Così affermava il Santo Padre, Benedetto XVI, a Verona, nel Convegno ecclesiale, durante l'omelia della S, Messa, il 19 ottobre 2006:
'Noi siamo eredi di quei testimoni, di tanti santi, martiri. Ed è da questa constatazione che nasce la domanda: che ne è della nostra fede? In che misura sappiamo oggi comunicarla? La certezza che Cristo è risorto ci assicura che nessuna forza avversa può distruggere la Chiesa. Ci anima anche la consapevolezza che soltanto Cristo può pienamente soddisfare le profonde attese del cuore umano e rispondere agii interrogativi più inquietanti sul dolore, l'ingiustizia, il male, la morte e l'aldilà. C'è allora un vasto e capillare sforzo da compiere perché ogni cristiano si trasformi in 'testimone' capace e pronto ad assumere l'impegno di rendere conto a tutti e sempre della speranza che lo anima. Per questo occorre tornare ad annunciare con vigore e gioia l'evento della Morte e Resurrezione, cuore del cristianesimo, fulcro della nostra fede, vento impetuoso che spazza via ogni paura ed indecisione, ogni dubbio e calcolo umano. Solo da Dio può venire il cambiamento decisivo del mondo.

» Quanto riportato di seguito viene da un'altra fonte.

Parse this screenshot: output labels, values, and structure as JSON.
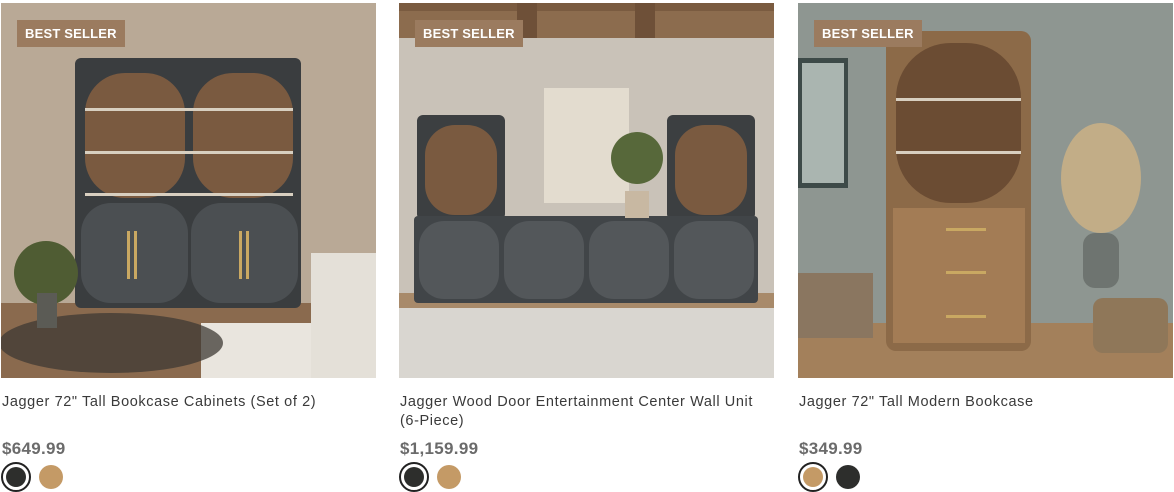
{
  "products": [
    {
      "badge": "BEST SELLER",
      "name": "Jagger 72\" Tall Bookcase Cabinets (Set of 2)",
      "price": "$649.99",
      "swatches": [
        {
          "color": "#2d2e2c",
          "selected": true
        },
        {
          "color": "#c49a66",
          "selected": false
        }
      ]
    },
    {
      "badge": "BEST SELLER",
      "name": "Jagger Wood Door Entertainment Center Wall Unit (6-Piece)",
      "price": "$1,159.99",
      "swatches": [
        {
          "color": "#2d2e2c",
          "selected": true
        },
        {
          "color": "#c49a66",
          "selected": false
        }
      ]
    },
    {
      "badge": "BEST SELLER",
      "name": "Jagger 72\" Tall Modern Bookcase",
      "price": "$349.99",
      "swatches": [
        {
          "color": "#c49a66",
          "selected": true
        },
        {
          "color": "#2d2e2c",
          "selected": false
        }
      ]
    }
  ]
}
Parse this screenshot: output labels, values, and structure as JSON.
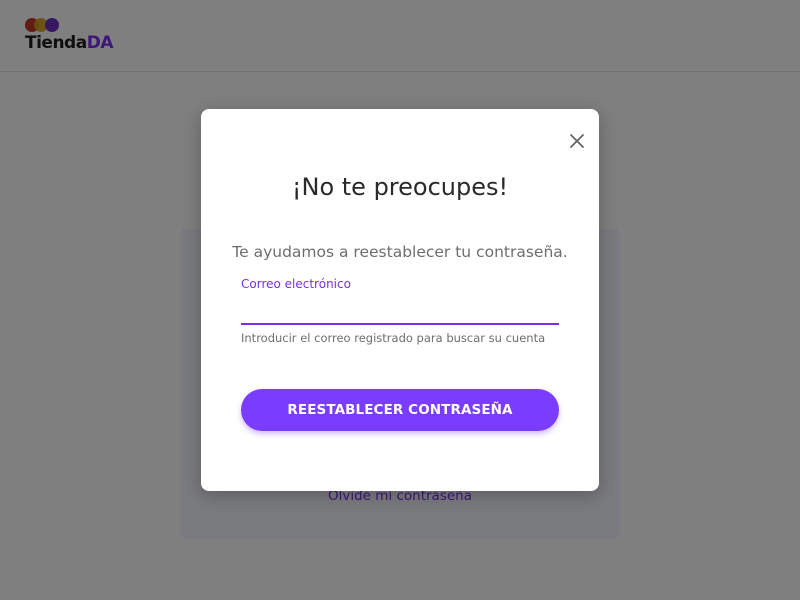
{
  "header": {
    "logo": {
      "text_main": "Tienda",
      "text_accent": "DA",
      "dot_colors": [
        "#c0392b",
        "#d4a017",
        "#6a2fc4"
      ]
    }
  },
  "background": {
    "forgot_password_link": "Olvidé mi contraseña"
  },
  "modal": {
    "title": "¡No te preocupes!",
    "subtitle": "Te ayudamos a reestablecer tu contraseña.",
    "email_field": {
      "label": "Correo electrónico",
      "value": "",
      "helper": "Introducir el correo registrado para buscar su cuenta"
    },
    "submit_label": "REESTABLECER CONTRASEÑA",
    "close_icon": "close-icon"
  },
  "colors": {
    "accent": "#7a3cff",
    "overlay": "rgba(0,0,0,0.5)"
  }
}
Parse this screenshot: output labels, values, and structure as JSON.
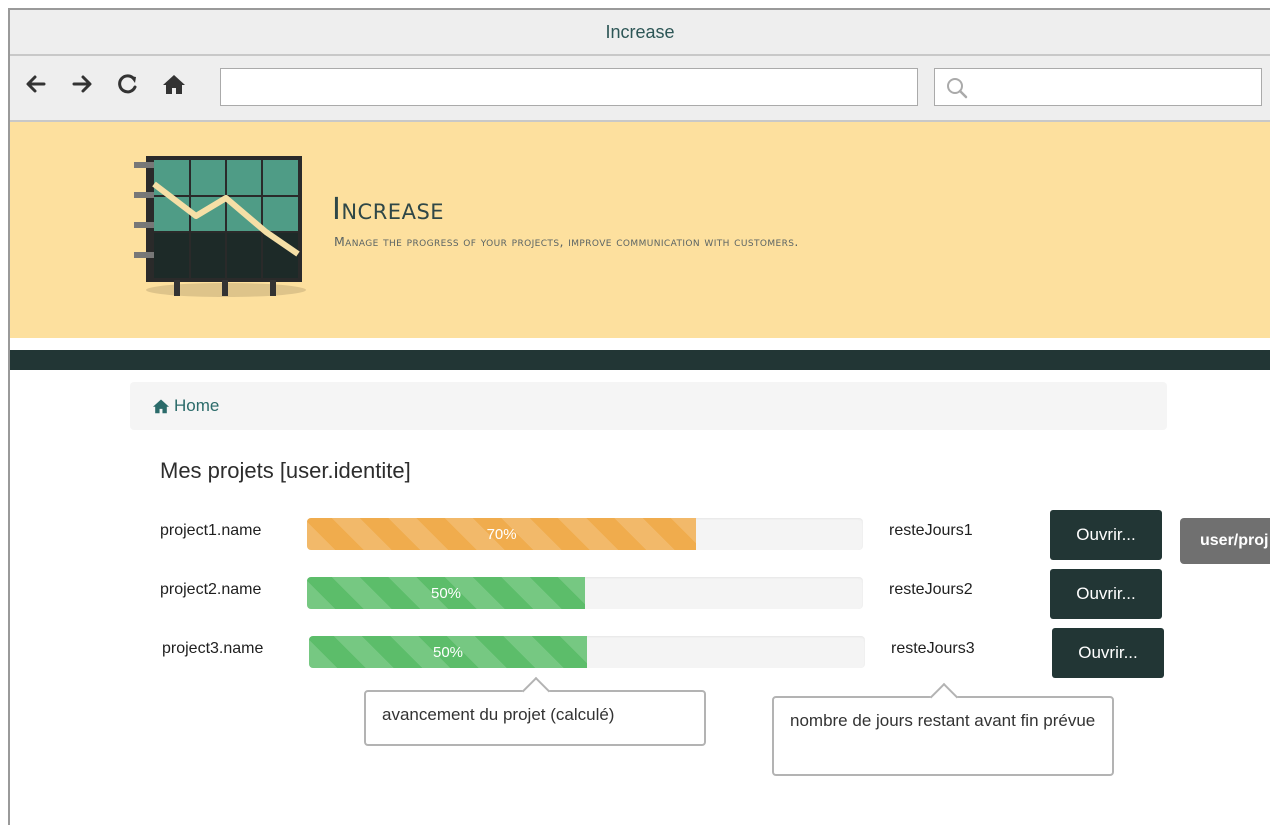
{
  "window": {
    "title": "Increase"
  },
  "browser": {
    "address_value": "",
    "search_value": ""
  },
  "brand": {
    "title": "Increase",
    "subtitle": "Manage the progress of your projects, improve communication with customers."
  },
  "breadcrumb": {
    "home_label": "Home"
  },
  "page": {
    "title": "Mes projets [user.identite]"
  },
  "projects": [
    {
      "name": "project1.name",
      "progress": 70,
      "progress_label": "70%",
      "color": "#f0ac4d",
      "days": "resteJours1",
      "open_label": "Ouvrir..."
    },
    {
      "name": "project2.name",
      "progress": 50,
      "progress_label": "50%",
      "color": "#5cbd6a",
      "days": "resteJours2",
      "open_label": "Ouvrir..."
    },
    {
      "name": "project3.name",
      "progress": 50,
      "progress_label": "50%",
      "color": "#5cbd6a",
      "days": "resteJours3",
      "open_label": "Ouvrir..."
    }
  ],
  "annotations": {
    "button_tooltip": "user/proj",
    "progress_note": "avancement du projet (calculé)",
    "days_note": "nombre de jours restant avant fin prévue"
  },
  "colors": {
    "banner": "#fde09e",
    "dark": "#223635",
    "progress_orange": "#f0ac4d",
    "progress_green": "#5cbd6a"
  }
}
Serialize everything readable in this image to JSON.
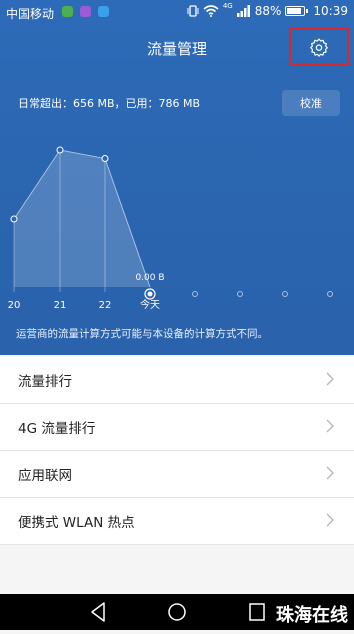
{
  "status": {
    "carrier": "中国移动",
    "network": "4G",
    "battery_pct": "88%",
    "battery_level": 0.88,
    "time": "10:39"
  },
  "header": {
    "title": "流量管理",
    "settings_icon": "gear-icon"
  },
  "summary": {
    "text": "日常超出：656 MB，已用：786 MB",
    "calibrate_label": "校准"
  },
  "chart_data": {
    "type": "area",
    "categories": [
      "20",
      "21",
      "22",
      "今天",
      "",
      "",
      "",
      "",
      ""
    ],
    "values": [
      72,
      145,
      136,
      0,
      null,
      null,
      null,
      null,
      null
    ],
    "current_value_label": "0.00 B",
    "grid": false
  },
  "note": "运营商的流量计算方式可能与本设备的计算方式不同。",
  "list": [
    {
      "label": "流量排行"
    },
    {
      "label": "4G 流量排行"
    },
    {
      "label": "应用联网"
    },
    {
      "label": "便携式 WLAN 热点"
    }
  ],
  "watermark": "珠海在线",
  "colors": {
    "primary": "#2b66b1",
    "highlight": "#d9272e"
  }
}
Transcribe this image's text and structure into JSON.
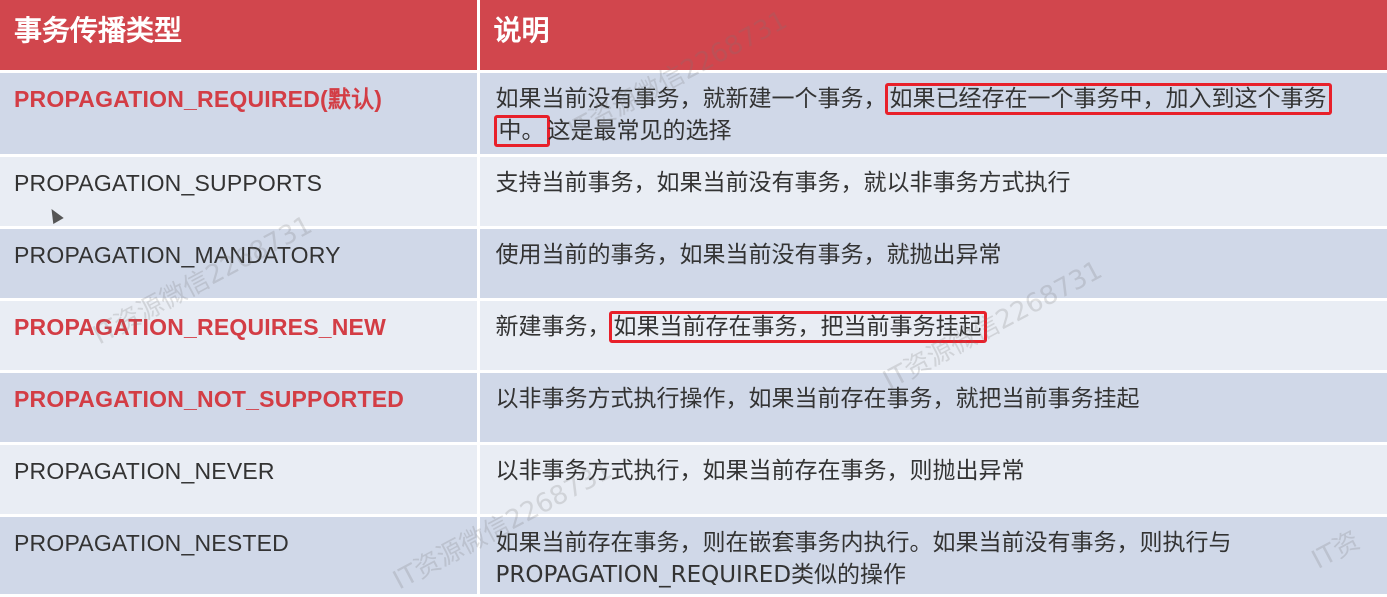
{
  "table": {
    "headers": [
      "事务传播类型",
      "说明"
    ],
    "rows": [
      {
        "name": "PROPAGATION_REQUIRED(默认)",
        "highlight": true,
        "desc_pre": "如果当前没有事务，就新建一个事务，",
        "desc_box": "如果已经存在一个事务中，加入到这个事务中。",
        "desc_post": "这是最常见的选择"
      },
      {
        "name": "PROPAGATION_SUPPORTS",
        "highlight": false,
        "desc_pre": "支持当前事务，如果当前没有事务，就以非事务方式执行",
        "desc_box": "",
        "desc_post": ""
      },
      {
        "name": "PROPAGATION_MANDATORY",
        "highlight": false,
        "desc_pre": "使用当前的事务，如果当前没有事务，就抛出异常",
        "desc_box": "",
        "desc_post": ""
      },
      {
        "name": "PROPAGATION_REQUIRES_NEW",
        "highlight": true,
        "desc_pre": "新建事务，",
        "desc_box": "如果当前存在事务，把当前事务挂起",
        "desc_post": ""
      },
      {
        "name": "PROPAGATION_NOT_SUPPORTED",
        "highlight": true,
        "desc_pre": "以非事务方式执行操作，如果当前存在事务，就把当前事务挂起",
        "desc_box": "",
        "desc_post": ""
      },
      {
        "name": "PROPAGATION_NEVER",
        "highlight": false,
        "desc_pre": "以非事务方式执行，如果当前存在事务，则抛出异常",
        "desc_box": "",
        "desc_post": ""
      },
      {
        "name": "PROPAGATION_NESTED",
        "highlight": false,
        "desc_pre": "如果当前存在事务，则在嵌套事务内执行。如果当前没有事务，则执行与PROPAGATION_REQUIRED类似的操作",
        "desc_box": "",
        "desc_post": ""
      }
    ]
  },
  "watermarks": [
    "IT资源微信2268731",
    "IT资源微信2268731",
    "IT资源微信2268731",
    "IT资源微信2268731",
    "IT资"
  ],
  "colors": {
    "header_bg": "#d1464d",
    "highlight_text": "#d33d45",
    "box_border": "#e8202a",
    "row_dark": "#d0d8e8",
    "row_light": "#e9edf4"
  }
}
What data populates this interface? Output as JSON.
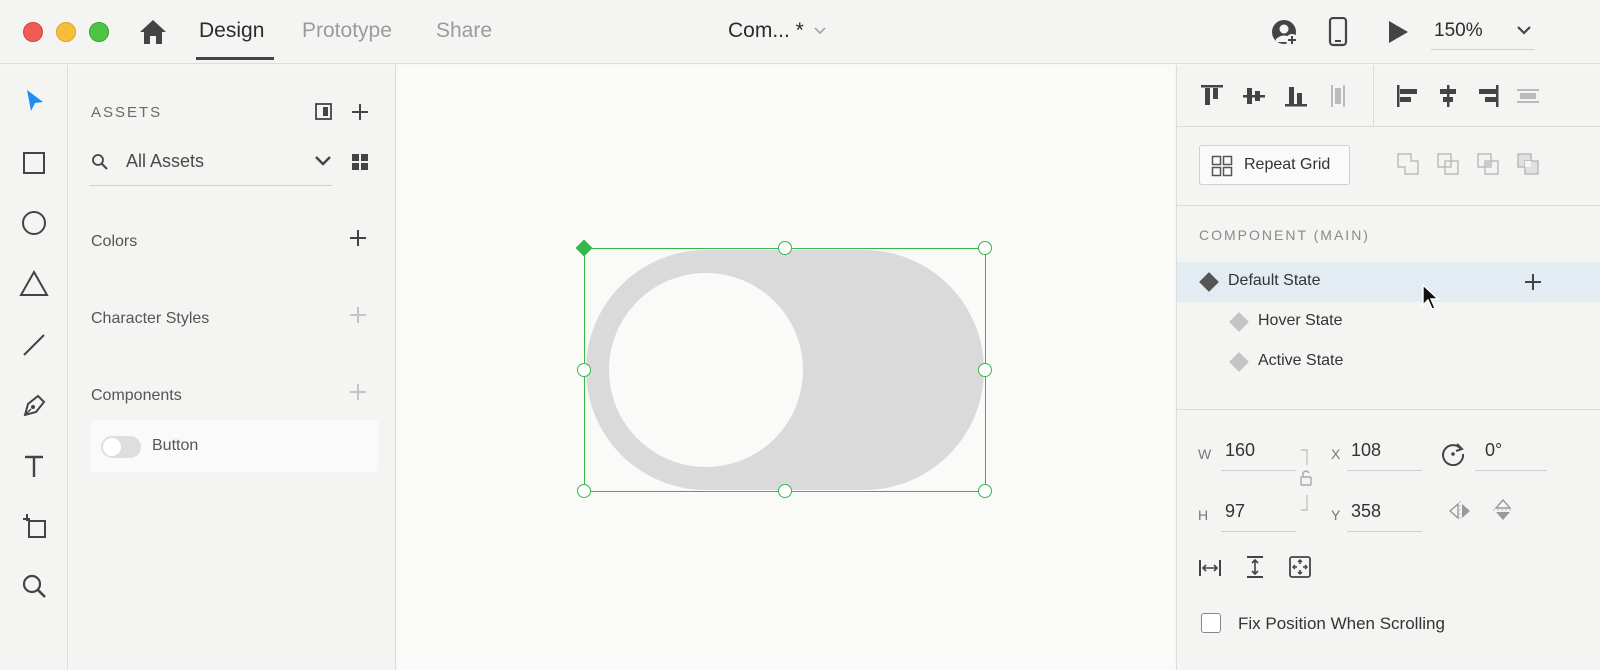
{
  "titlebar": {
    "tabs": [
      "Design",
      "Prototype",
      "Share"
    ],
    "active_tab": "Design",
    "document_title": "Com... *",
    "zoom": "150%"
  },
  "assets": {
    "title": "ASSETS",
    "search_value": "All Assets",
    "sections": {
      "colors": "Colors",
      "character_styles": "Character Styles",
      "components": "Components"
    },
    "component_items": [
      {
        "name": "Button"
      }
    ]
  },
  "inspector": {
    "repeat_grid_label": "Repeat Grid",
    "component_header": "COMPONENT (MAIN)",
    "states": [
      {
        "label": "Default State",
        "selected": true
      },
      {
        "label": "Hover State",
        "selected": false
      },
      {
        "label": "Active State",
        "selected": false
      }
    ],
    "transform": {
      "w_label": "W",
      "w_value": "160",
      "h_label": "H",
      "h_value": "97",
      "x_label": "X",
      "x_value": "108",
      "y_label": "Y",
      "y_value": "358",
      "rotation": "0°"
    },
    "fix_position_label": "Fix Position When Scrolling",
    "fix_position_checked": false
  },
  "colors": {
    "selection": "#35b84a",
    "selected_row": "#e4ecf3",
    "accent_tool": "#1a8ff0"
  }
}
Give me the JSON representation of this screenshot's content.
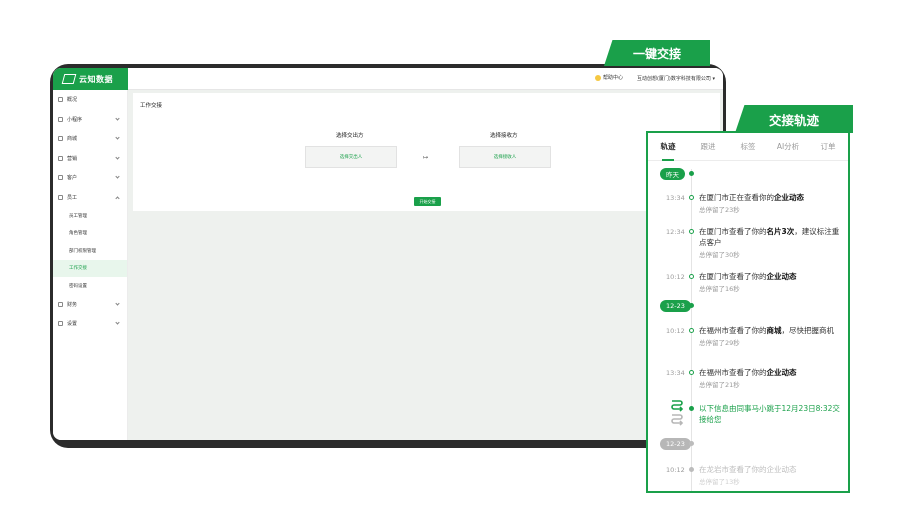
{
  "app": {
    "logo_text": "云知数据",
    "help": "帮助中心",
    "company": "互动创想(厦门)数字科技有限公司 ▾"
  },
  "sidebar": {
    "items": [
      {
        "label": "概况"
      },
      {
        "label": "小程序"
      },
      {
        "label": "商城"
      },
      {
        "label": "营销"
      },
      {
        "label": "客户"
      },
      {
        "label": "员工"
      }
    ],
    "sub_items": [
      {
        "label": "员工管理"
      },
      {
        "label": "角色管理"
      },
      {
        "label": "部门权限管理"
      },
      {
        "label": "工作交接"
      },
      {
        "label": "密码设置"
      }
    ],
    "bottom_items": [
      {
        "label": "财务"
      },
      {
        "label": "设置"
      }
    ]
  },
  "main": {
    "title": "工作交接",
    "from_label": "选择交出方",
    "from_slot": "选择交出人",
    "to_label": "选择接收方",
    "to_slot": "选择接收人",
    "start_button": "开始交接"
  },
  "callouts": {
    "exchange": "一键交接",
    "track": "交接轨迹"
  },
  "track": {
    "tabs": [
      "轨迹",
      "跟进",
      "标签",
      "AI分析",
      "订单"
    ],
    "groups": {
      "yesterday": "昨天",
      "date1": "12-23",
      "date2": "12-23"
    },
    "entries": [
      {
        "time": "13:34",
        "pre": "在厦门市正在查看你的",
        "bold": "企业动态",
        "post": "",
        "sub": "总停留了23秒"
      },
      {
        "time": "12:34",
        "pre": "在厦门市查看了你的",
        "bold": "名片3次",
        "post": "，建议标注重点客户",
        "sub": "总停留了30秒"
      },
      {
        "time": "10:12",
        "pre": "在厦门市查看了你的",
        "bold": "企业动态",
        "post": "",
        "sub": "总停留了16秒"
      },
      {
        "time": "10:12",
        "pre": "在福州市查看了你的",
        "bold": "商城",
        "post": "，尽快把握商机",
        "sub": "总停留了29秒"
      },
      {
        "time": "13:34",
        "pre": "在福州市查看了你的",
        "bold": "企业动态",
        "post": "",
        "sub": "总停留了21秒"
      },
      {
        "time": "10:12",
        "pre": "在龙岩市查看了你的企业动态",
        "bold": "",
        "post": "",
        "sub": "总停留了13秒"
      }
    ],
    "handoff_note": "以下信息由同事马小跳于12月23日8:32交接给您"
  },
  "colors": {
    "accent": "#1aa04a",
    "frame": "#2b2b2b"
  }
}
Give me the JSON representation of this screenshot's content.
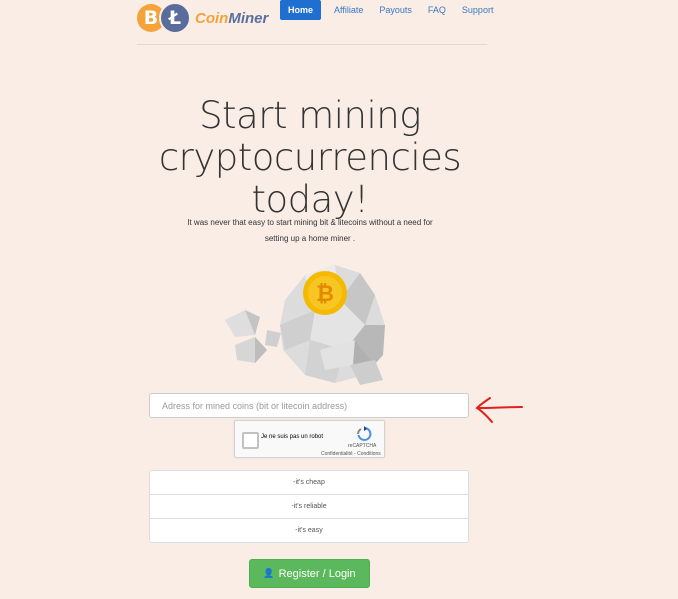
{
  "brand": {
    "name_part1": "Coin",
    "name_part2": "Miner",
    "btc_glyph": "B",
    "ltc_glyph": "Ł"
  },
  "nav": {
    "items": [
      {
        "label": "Home",
        "active": true
      },
      {
        "label": "Affiliate"
      },
      {
        "label": "Payouts"
      },
      {
        "label": "FAQ"
      },
      {
        "label": "Support"
      }
    ]
  },
  "hero": {
    "title_line1": "Start mining",
    "title_line2": "cryptocurrencies",
    "title_line3": "today!",
    "subtitle_line1": "It was never that easy to start mining bit & litecoins without a need for",
    "subtitle_line2": "setting up a home miner ."
  },
  "form": {
    "address_placeholder": "Adress for mined coins (bit or litecoin address)",
    "captcha_label": "Je ne suis pas un robot",
    "captcha_brand": "reCAPTCHA",
    "captcha_links": "Confidentialité - Conditions"
  },
  "features": [
    "-it's cheap",
    "-it's reliable",
    "-it's easy"
  ],
  "register_label": "Register / Login",
  "colors": {
    "accent": "#1f6fd1",
    "btc": "#f4a23a",
    "ltc": "#5a6c9c",
    "success": "#5cb85c",
    "annotation": "#e0201b"
  }
}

Con Giovanni XXXIII, il Papa del sorriso, preghiamo:
'O Principe della Pace, Gesù Risorto, guarda benigno all'umanità intera. Da Te solo aspetta l'aiuto e il conforto alle sue ferite.
Tu sempre prediligi i piccoli, gli umili, i doloranti,
sempre vai a cercare i peccatori.
Fà che tutti Ti invochino e Ti trovino per avere in Te, la Via, la Verità, la Vita.
Allontana dal cuore degli uomini ciò che può mettere in pericolo la pace e confermali nella verità, nella giustizia, nell' amore per i fratelli. Accendi la volontà di tutti a superare le barriere che dividono, a rinsaldare i vincoli della mutua carità, ad essere pronti a compatire, comprendere e perdonare, affinché nel Tuo Nome le genti si uniscano e trionfi nei cuori, nelle famiglie, nel mondo, la Pace, la Tua Pace'.